Every Friday, Baptist Women in Ministry features an interview with an amazing minister. Today we are thrilled to introduce Maria Robertson. Maria IS what a minister looks like!
Maria, tell us about your call to ministry and the journey to embrace your call.
Like any good Baptist, I was raised in the church. As a child I participated in Awana, Girls in Action, Vacation Bible School, Discipleship Now, local mission trips, and more. My church experience was more expansive then than it is now. My love and commitment to God, the Church, and its people steadily grew through high school and into college.
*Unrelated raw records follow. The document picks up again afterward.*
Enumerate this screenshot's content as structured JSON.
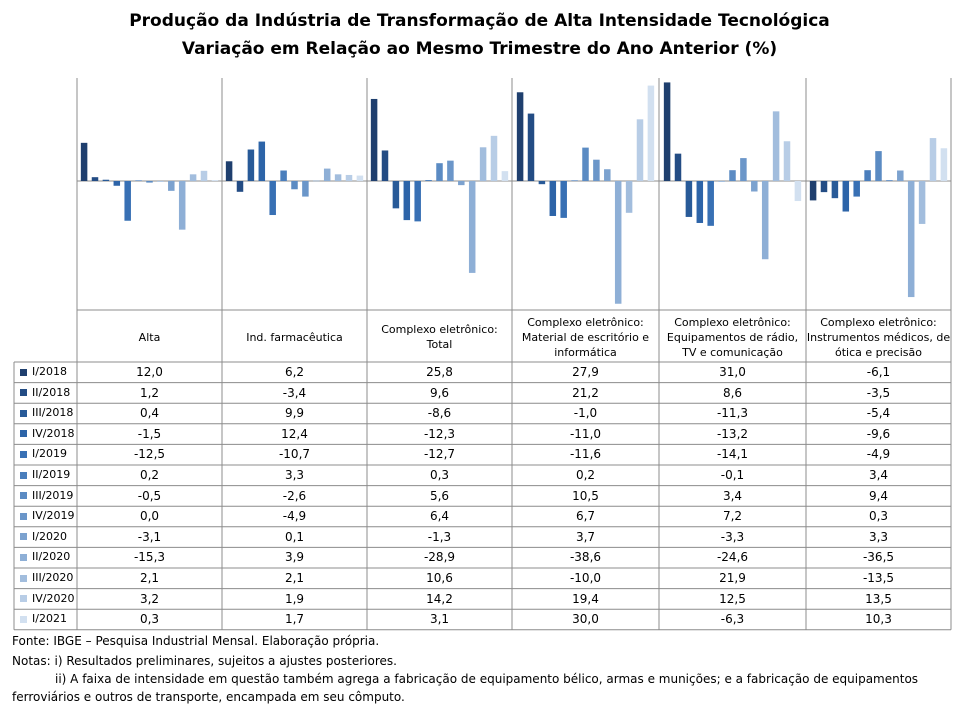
{
  "chart_data": {
    "type": "bar",
    "title": "Produção da Indústria de Transformação de Alta Intensidade Tecnológica",
    "subtitle": "Variação em Relação ao Mesmo Trimestre do Ano Anterior (%)",
    "ylim": [
      -40,
      32
    ],
    "categories": [
      "Alta",
      "Ind. farmacêutica",
      "Complexo eletrônico:\nTotal",
      "Complexo eletrônico:\nMaterial de escritório e\ninformática",
      "Complexo eletrônico:\nEquipamentos de rádio,\nTV e comunicação",
      "Complexo eletrônico:\nInstrumentos médicos, de\nótica e precisão"
    ],
    "series": [
      {
        "name": "I/2018",
        "color": "#1f3f6e",
        "values": [
          "12,0",
          "6,2",
          "25,8",
          "27,9",
          "31,0",
          "-6,1"
        ]
      },
      {
        "name": "II/2018",
        "color": "#234c84",
        "values": [
          "1,2",
          "-3,4",
          "9,6",
          "21,2",
          "8,6",
          "-3,5"
        ]
      },
      {
        "name": "III/2018",
        "color": "#285a98",
        "values": [
          "0,4",
          "9,9",
          "-8,6",
          "-1,0",
          "-11,3",
          "-5,4"
        ]
      },
      {
        "name": "IV/2018",
        "color": "#2d64a8",
        "values": [
          "-1,5",
          "12,4",
          "-12,3",
          "-11,0",
          "-13,2",
          "-9,6"
        ]
      },
      {
        "name": "I/2019",
        "color": "#3870b4",
        "values": [
          "-12,5",
          "-10,7",
          "-12,7",
          "-11,6",
          "-14,1",
          "-4,9"
        ]
      },
      {
        "name": "II/2019",
        "color": "#4a7ebc",
        "values": [
          "0,2",
          "3,3",
          "0,3",
          "0,2",
          "-0,1",
          "3,4"
        ]
      },
      {
        "name": "III/2019",
        "color": "#5b8bc3",
        "values": [
          "-0,5",
          "-2,6",
          "5,6",
          "10,5",
          "3,4",
          "9,4"
        ]
      },
      {
        "name": "IV/2019",
        "color": "#6b96c9",
        "values": [
          "0,0",
          "-4,9",
          "6,4",
          "6,7",
          "7,2",
          "0,3"
        ]
      },
      {
        "name": "I/2020",
        "color": "#7ca2cf",
        "values": [
          "-3,1",
          "0,1",
          "-1,3",
          "3,7",
          "-3,3",
          "3,3"
        ]
      },
      {
        "name": "II/2020",
        "color": "#8eafd6",
        "values": [
          "-15,3",
          "3,9",
          "-28,9",
          "-38,6",
          "-24,6",
          "-36,5"
        ]
      },
      {
        "name": "III/2020",
        "color": "#a2bddd",
        "values": [
          "2,1",
          "2,1",
          "10,6",
          "-10,0",
          "21,9",
          "-13,5"
        ]
      },
      {
        "name": "IV/2020",
        "color": "#b8cde6",
        "values": [
          "3,2",
          "1,9",
          "14,2",
          "19,4",
          "12,5",
          "13,5"
        ]
      },
      {
        "name": "I/2021",
        "color": "#d2e0f0",
        "values": [
          "0,3",
          "1,7",
          "3,1",
          "30,0",
          "-6,3",
          "10,3"
        ]
      }
    ]
  },
  "notes": {
    "source": "Fonte: IBGE – Pesquisa Industrial Mensal. Elaboração própria.",
    "note1": "Notas: i) Resultados preliminares, sujeitos a ajustes posteriores.",
    "note2a": "ii) A faixa de intensidade em questão também agrega a fabricação de equipamento bélico, armas e munições; e a fabricação de equipamentos",
    "note2b": "ferroviários e outros de transporte, encampada em seu cômputo."
  }
}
In college, I unexpectedly came face-to-face with a piece of my calling when I became a Social Worker. The needs of children, families, and broken systems shook me to my core. I encountered people and issues that stirred in me questions of faith. I felt compelled to seek answers to these questions about who God was in the midst of pain and suffering. Why did I get to grow up in such a loving family and community while others grew up befriending abandonment and abuse? I began asking God, “What are you going to do about this?” It was as if God held up a mirror and deflected the question back at me.
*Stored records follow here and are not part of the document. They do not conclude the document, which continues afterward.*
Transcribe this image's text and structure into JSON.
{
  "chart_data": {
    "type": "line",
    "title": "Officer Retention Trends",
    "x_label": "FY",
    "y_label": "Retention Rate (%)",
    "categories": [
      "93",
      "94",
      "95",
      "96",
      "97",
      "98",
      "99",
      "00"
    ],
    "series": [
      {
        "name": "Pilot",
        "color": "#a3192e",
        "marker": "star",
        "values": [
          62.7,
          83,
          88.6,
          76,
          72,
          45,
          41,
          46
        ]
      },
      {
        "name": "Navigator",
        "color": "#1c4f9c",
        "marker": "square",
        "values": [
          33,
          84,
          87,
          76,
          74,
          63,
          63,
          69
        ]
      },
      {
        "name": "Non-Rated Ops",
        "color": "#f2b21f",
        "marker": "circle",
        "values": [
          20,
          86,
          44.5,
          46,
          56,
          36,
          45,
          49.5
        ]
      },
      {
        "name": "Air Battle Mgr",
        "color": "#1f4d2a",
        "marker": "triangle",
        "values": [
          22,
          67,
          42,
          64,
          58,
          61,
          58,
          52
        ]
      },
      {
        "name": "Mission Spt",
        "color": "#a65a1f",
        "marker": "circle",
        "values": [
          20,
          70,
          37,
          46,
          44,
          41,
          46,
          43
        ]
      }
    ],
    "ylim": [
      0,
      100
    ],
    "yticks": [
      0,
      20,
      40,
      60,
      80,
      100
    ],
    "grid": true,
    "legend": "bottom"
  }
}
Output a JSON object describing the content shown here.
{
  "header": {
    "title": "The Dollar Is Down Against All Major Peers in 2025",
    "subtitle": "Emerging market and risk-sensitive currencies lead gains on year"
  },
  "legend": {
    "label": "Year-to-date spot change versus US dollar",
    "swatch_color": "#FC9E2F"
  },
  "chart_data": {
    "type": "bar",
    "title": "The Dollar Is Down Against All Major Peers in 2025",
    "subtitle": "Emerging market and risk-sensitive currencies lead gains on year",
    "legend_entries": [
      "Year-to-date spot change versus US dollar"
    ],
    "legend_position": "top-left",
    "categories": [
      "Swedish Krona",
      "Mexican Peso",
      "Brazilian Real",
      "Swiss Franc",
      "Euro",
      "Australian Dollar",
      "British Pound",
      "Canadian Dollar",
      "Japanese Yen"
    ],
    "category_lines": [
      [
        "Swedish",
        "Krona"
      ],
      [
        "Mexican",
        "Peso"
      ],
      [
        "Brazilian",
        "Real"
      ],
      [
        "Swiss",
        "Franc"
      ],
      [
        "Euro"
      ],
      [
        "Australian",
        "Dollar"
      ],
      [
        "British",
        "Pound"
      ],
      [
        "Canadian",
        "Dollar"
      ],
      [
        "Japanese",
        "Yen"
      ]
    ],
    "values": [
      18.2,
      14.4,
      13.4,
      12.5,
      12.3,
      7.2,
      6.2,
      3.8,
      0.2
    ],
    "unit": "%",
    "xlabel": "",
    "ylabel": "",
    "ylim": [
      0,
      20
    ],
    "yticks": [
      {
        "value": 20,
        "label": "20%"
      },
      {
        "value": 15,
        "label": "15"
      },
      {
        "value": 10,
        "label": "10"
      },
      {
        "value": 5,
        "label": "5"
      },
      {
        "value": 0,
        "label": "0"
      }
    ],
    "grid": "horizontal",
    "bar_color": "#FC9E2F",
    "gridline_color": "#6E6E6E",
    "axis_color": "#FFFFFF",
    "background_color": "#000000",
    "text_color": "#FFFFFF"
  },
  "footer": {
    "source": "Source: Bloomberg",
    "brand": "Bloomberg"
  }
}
After months of arguing with God, I found myself applying to seminary and moving to Atlanta all in the span of two weeks! Seminary was not something I had ever planned on doing. It was not even something I thought a woman could do. In seminary my eyes were opened to my naïve ways of thinking, my privileged ways of living, and my limited ways of believing. I was aware that seminary might fracture my faith, but what I did not expect was for the broken pieces to gather like a beautiful stained-glass window. From this window, my calling began to take shape.
A single unit of CPE (Clinical Pastoral Care) at Northside Hospital Atlanta was all it took for me to fulfill a course requirement in order for me to graduate. It was also all it took to realize that I had once again unexpectedly come face-to-face with a piece of my calling. This time, however, it invited me to claim my voice, pastoral authority, and identity as a chaplain. Now, two years later, I am approaching the end of my second-year residency at Northside Hospital and could not be happier with the opportunities I have had to serve patients, families, and staff.
What have been the greatest challenges you have encountered in ministry?
These past two years as a chaplain have not been easy, but they have been rewarding. The greatest challenge I had was learning that some instances call for me to focus on “being” rather than “doing” so much. I had to learn that the Holy Spirit is always at work and that it would be foolish for me to think that I have the answer for those engulfed by grief. Simply being present goes a long way, folks. I also learned the hard way that self-care is serious business. Offering compassion and loving-kindness to myself is just as important as extending it to others.
What have been your greatest sources of joy in ministry?
The greatest sources of joy in my experience as a chaplain are intricately paradoxical. In moments of great sorrow, pain, and distress we have the opportunity to experience an overwhelming sense of peace, comfort, and clarity. Hope intertwines itself in, out, and all around our disbelief like a ball of yarn. The grief process encourages us to slowly unravel the tightly knotted sections of ourselves and weave them gently into a new design. Lastly, (or until I can write an entire piece on chaplaincy) I have found considerable joy meeting people I never would have encountered otherwise and hearing their stories. What a pleasure it is to encounter the Holy, the Divine, and the Light in places we least expect it.